En 1896, A. Marchoux* reçoit la mission d’appliquer les méthodes pasteuriennes à l’étude des maladies microbiennes et parasitaires d’Afrique noire. Il installe, dans les locaux de l’hôpital militaire de Saint-Louis du Sénégal, le premier laboratoire africain de microbiologie qui devient, pendant les trois années de son séjour, un centre de recherche renommé. Transféré à Dakar, ce laboratoire joue un rôle primordial dans la lutte contre la fièvre jaune sous le nom d’institut Pasteur de Dakar inauguré le 1er Janvier 1924 par Constant Mathis*.
A leur retour en France, ces pionniers, riches de l’expérience acquise aussi bien dans le domaine de l’organisation que dans celui de la compétence scientifique se voient attribuer des responsabilités à l’institut Pasteur de Paris. Ils forment avec les quelques rares spécialistes métropolitains le premier noyau de la "Société de pathologie exotique", fondée par A. Laveran en 1908, lieu de rencontre, de réflexion et d’échanges à travers la publication périodique d’un bulletin.

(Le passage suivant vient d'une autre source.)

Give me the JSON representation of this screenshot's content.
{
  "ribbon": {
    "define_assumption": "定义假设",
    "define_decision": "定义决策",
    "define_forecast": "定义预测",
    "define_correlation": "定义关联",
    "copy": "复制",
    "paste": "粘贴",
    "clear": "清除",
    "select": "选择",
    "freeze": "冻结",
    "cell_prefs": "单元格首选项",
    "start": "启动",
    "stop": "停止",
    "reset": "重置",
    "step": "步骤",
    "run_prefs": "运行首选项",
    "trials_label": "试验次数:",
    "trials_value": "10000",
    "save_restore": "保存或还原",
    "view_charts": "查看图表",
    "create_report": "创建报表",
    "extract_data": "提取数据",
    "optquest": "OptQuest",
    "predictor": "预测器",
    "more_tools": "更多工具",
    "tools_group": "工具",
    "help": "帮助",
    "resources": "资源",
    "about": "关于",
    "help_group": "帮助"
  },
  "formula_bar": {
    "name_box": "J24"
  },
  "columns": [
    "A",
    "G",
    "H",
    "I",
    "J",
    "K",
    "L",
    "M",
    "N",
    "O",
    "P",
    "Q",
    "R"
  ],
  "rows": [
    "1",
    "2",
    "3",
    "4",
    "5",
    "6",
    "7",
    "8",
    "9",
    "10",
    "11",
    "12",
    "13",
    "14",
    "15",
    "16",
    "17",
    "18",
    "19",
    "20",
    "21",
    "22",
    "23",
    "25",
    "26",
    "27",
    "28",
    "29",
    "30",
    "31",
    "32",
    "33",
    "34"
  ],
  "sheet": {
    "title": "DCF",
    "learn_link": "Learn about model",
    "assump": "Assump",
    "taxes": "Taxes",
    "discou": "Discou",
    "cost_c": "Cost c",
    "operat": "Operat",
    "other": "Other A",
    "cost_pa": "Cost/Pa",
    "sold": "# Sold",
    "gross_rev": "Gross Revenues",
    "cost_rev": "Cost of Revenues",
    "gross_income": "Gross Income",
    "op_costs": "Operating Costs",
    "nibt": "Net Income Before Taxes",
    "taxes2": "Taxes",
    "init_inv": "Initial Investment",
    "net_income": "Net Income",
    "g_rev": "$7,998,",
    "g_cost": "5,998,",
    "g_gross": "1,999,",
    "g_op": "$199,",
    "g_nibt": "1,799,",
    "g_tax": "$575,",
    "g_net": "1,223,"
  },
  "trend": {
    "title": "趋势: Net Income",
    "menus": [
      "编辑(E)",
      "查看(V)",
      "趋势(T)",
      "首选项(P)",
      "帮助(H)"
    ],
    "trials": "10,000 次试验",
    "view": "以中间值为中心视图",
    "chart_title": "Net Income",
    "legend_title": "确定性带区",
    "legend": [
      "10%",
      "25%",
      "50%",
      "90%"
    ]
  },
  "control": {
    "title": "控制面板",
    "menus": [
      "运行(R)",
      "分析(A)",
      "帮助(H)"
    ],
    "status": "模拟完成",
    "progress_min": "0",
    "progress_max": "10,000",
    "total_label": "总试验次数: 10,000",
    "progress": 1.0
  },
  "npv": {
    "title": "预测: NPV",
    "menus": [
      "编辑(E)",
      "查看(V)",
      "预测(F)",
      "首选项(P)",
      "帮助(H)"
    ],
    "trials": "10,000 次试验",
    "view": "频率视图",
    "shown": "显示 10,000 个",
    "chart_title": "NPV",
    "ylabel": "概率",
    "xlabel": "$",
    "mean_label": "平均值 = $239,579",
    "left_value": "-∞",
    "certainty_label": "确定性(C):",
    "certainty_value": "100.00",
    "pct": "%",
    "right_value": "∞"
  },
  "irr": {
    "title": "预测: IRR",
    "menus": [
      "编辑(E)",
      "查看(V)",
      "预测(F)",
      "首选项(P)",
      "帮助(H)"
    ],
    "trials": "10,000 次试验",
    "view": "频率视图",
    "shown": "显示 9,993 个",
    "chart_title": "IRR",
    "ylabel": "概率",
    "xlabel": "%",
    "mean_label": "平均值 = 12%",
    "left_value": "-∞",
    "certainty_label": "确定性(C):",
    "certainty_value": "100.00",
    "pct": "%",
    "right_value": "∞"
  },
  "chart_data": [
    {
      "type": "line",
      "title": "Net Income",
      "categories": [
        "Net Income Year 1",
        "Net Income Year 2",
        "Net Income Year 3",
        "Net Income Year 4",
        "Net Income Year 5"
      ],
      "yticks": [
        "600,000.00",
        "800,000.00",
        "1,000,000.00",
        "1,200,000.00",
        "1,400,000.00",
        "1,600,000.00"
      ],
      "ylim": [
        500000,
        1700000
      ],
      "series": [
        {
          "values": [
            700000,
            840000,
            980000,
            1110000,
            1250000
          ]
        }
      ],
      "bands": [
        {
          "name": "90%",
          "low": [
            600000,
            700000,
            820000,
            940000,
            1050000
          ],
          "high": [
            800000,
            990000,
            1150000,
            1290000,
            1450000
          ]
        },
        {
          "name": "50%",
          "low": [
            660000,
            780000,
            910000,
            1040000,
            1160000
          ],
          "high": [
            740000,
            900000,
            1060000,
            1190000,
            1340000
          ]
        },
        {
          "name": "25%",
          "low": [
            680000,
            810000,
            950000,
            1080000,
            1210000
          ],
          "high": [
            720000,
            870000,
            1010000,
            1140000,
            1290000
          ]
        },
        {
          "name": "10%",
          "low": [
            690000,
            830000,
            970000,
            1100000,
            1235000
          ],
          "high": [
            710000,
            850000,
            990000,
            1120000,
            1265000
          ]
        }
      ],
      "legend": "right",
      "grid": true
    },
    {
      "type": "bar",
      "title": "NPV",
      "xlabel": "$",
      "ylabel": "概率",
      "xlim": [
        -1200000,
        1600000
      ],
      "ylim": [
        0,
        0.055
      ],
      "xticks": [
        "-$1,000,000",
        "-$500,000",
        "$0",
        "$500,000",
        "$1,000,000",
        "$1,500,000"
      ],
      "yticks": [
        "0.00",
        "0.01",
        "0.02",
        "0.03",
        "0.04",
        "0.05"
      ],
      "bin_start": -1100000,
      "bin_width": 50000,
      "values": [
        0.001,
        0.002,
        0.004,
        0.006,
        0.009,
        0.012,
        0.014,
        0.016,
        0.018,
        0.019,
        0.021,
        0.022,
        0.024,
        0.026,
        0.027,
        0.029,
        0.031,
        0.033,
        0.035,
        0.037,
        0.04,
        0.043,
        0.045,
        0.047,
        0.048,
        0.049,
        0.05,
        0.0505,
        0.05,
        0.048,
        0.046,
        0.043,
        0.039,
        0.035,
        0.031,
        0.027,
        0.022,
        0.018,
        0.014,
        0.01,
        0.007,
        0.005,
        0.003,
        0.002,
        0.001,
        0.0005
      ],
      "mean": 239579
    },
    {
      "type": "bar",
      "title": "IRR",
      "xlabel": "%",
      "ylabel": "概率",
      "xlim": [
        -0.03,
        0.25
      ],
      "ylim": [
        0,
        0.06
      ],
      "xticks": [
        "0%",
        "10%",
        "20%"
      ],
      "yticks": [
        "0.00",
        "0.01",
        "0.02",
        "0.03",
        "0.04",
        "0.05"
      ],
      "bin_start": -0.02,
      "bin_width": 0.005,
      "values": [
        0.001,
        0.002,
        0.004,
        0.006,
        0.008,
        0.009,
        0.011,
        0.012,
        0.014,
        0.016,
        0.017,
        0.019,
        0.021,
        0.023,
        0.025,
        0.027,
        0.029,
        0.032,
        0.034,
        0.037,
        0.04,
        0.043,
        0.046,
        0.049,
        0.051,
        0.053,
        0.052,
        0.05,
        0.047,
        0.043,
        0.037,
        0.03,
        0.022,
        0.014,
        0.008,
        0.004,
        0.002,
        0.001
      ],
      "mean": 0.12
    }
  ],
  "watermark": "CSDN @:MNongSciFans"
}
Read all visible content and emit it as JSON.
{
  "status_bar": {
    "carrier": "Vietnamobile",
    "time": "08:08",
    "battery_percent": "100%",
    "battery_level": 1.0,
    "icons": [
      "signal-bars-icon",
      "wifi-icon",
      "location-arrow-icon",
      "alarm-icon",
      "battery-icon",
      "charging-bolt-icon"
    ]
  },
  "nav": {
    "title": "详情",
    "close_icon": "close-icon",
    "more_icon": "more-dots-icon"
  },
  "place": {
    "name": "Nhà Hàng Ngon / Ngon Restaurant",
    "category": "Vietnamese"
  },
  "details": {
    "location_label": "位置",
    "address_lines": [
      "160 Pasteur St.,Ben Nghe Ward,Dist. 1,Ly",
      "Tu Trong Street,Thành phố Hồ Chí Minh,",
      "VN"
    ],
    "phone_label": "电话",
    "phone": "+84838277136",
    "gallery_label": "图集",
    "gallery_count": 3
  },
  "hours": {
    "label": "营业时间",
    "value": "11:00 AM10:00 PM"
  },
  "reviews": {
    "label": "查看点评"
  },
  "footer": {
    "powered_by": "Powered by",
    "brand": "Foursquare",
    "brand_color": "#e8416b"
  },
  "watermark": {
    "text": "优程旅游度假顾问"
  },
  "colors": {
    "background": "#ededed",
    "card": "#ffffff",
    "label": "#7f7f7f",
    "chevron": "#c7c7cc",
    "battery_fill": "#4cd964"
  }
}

Depuis 1903, chaque année, des médecins du Corps de santé colonial viennent à l’institut Pasteur de Paris pour y suivre le cours de microbiologie et se perfectionner en pathologie tropicale. Dès la création en 1905 de l’École d’Application du Service de Santé Colonial, les enseignements de microbiologie occupent une place importante dans le programme de formation des médecins et pharmaciens coloniaux. Ces enseignements sont habituellement confiés à des pasteuriens militaires.
LES BÂTISSEURS
Pasteur lui-même avait exprimé le voeu de faire bénéficier de ses découvertes les populations les plus démunies et les plus exposées aux maladies infectieuses et parasitaires. Emile Roux et ses successeurs à la direction de l’institut Pasteur apportent à la réalisation de ce voeu une attention particulière. A cet égard, N. Bernard* et H. Marneffe*, en tant que sous-directeurs de l’institut, ont joué un rôle primordial de même que M. Vaucel* après la création d’une direction générale des instituts Pasteur hors métropole.
C’est à des médecins des troupes coloniales ainsi formés à l’école pasteurienne que sont confiées la création et l’animation de la plupart des centres de vaccination et des laboratoires de microbiologie dont plusieurs, à l’instar de ceux de Saigon et de Dakar, sont devenus par la suite des instituts Pasteur.
Un autre aspect des activités de ces laboratoires tropicaux de l’institut Pasteur a été la formation scientifique et technique de collaborateurs autochtones et aussi la participation à l’enseignement supérieur dans les facultés de médecine et de pharmacie.
L’activité des médecins et pharmaciens coloniaux pasteuriens s’est surtout orientée vers la recherche appliquée, expression fidèle de la doctrine de Pasteur et il n’est de chapitre de la médecine tropicale, ni de mesure de santé publique où les instituts Pasteur et les laboratoires de microbiologie et de chimie dirigés par eux n’aient apporté leur contribution.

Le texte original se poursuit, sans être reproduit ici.